Comments on watching and making films.

Thursday, December 31, 2009

DVD - My Effortless Brilliance

Lynn Shelton, by way of being at the right place at the right time, sort of fell into the whole Mumblecore scene by befriending folks like Joe Swanberg and others at various film festivals around the time that that movement began. Since then, she's had a roll in Swanberg's Young American Bodies, and Nights and Weekends, and followed up her debut feature, We Go Way Back, with My Effortless Brilliance, and Humpday. She continues to grow, and explore some of the more mature aspects of relationships that her contemporaries don't seem to scratch on.

Brilliance begins with the abrupt breakdown of a friendship between the characters Eric and Dylan. Eric is a writer who's ego has become too big for his friend Dylan to handle. Flash forward two years, and Eric has seen his share of let down, seeing the follow up to his debut novel crash and burn, and being humbled by the only mild success of his third novel. On a trip to Eastern Washington to give a lecture, Eric seeks to find Dylan, and tracks him down to a cabin in the woods. But has two years been enough time for Dylan to forgive and forget?

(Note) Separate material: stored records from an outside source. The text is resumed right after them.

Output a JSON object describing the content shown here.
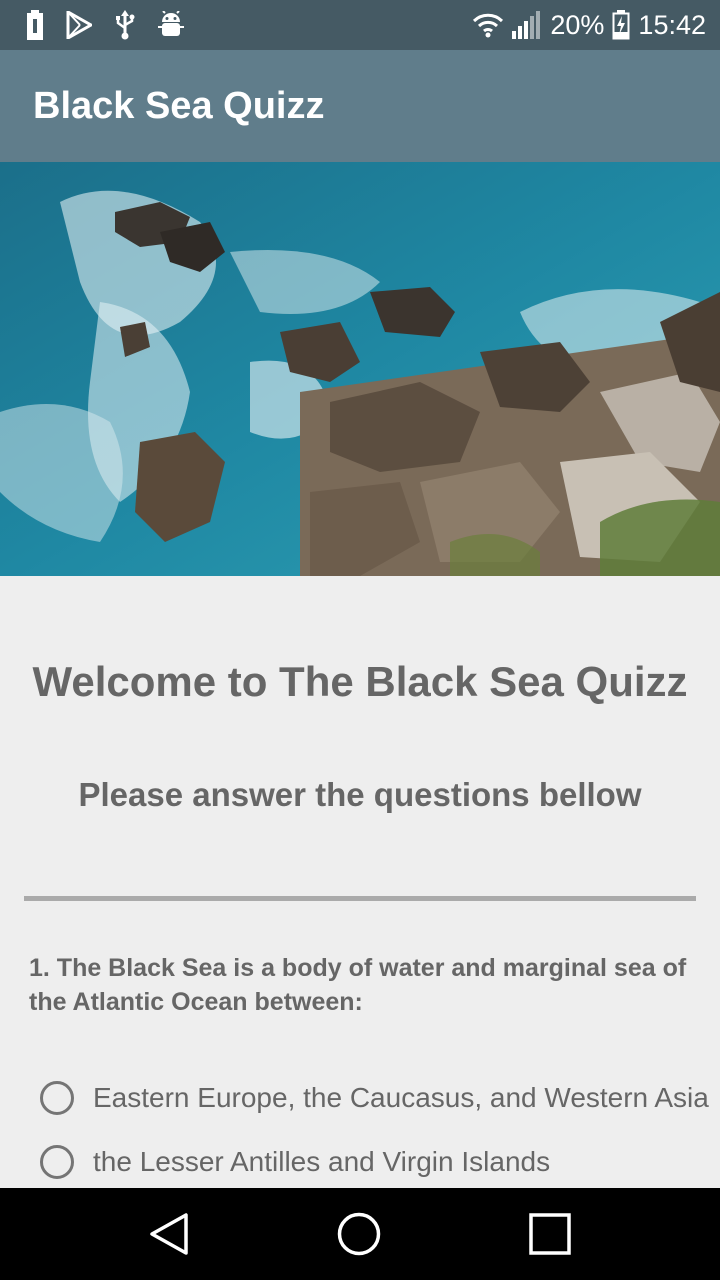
{
  "status_bar": {
    "battery_percent": "20%",
    "time": "15:42",
    "icons": [
      "battery-icon",
      "play-store-icon",
      "usb-icon",
      "android-debug-icon",
      "wifi-icon",
      "signal-icon",
      "charging-battery-icon"
    ]
  },
  "app_bar": {
    "title": "Black Sea Quizz"
  },
  "hero_image": {
    "subject": "rocky-coast-photo"
  },
  "main": {
    "welcome": "Welcome to The Black Sea Quizz",
    "subtitle": "Please answer the questions bellow",
    "questions": [
      {
        "text": "1. The Black Sea is a body of water and marginal sea of the Atlantic Ocean between:",
        "options": [
          "Eastern Europe, the Caucasus, and Western Asia",
          "the Lesser Antilles and Virgin Islands"
        ]
      }
    ]
  },
  "nav_bar": {
    "buttons": [
      "back-icon",
      "home-icon",
      "recents-icon"
    ]
  },
  "colors": {
    "status_bar": "#455a64",
    "app_bar": "#607d8b",
    "background": "#eeeeee",
    "text": "#666666",
    "divider": "#aaaaaa"
  }
}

Effortless Brilliance is hard to nail down. On one hand, it is filled with long, rambling scenes that often times don't seem to go anywhere except to further establish the characters relationship with one another (which is pretty well done within the first half hour or so). On the other hand, I think the film is an amazing dissection of the way a friendship can dissolve because of one persons complete inability to really be the kind of friend the other person needs. I feel like I've been on both sides of this situation, and I feel like Shelton and her crew really managed to suss out a lot of what goes on between two people in that situation. Basil Harris and Sean Nelson fit PERFECTLY into their roles, and I think they are a primary reason, other than Shelton's direction, that this film succeeds as well as it does. My Effortless Brilliance is not a perfect film, but it is a good film with a lot of things to say and to think about.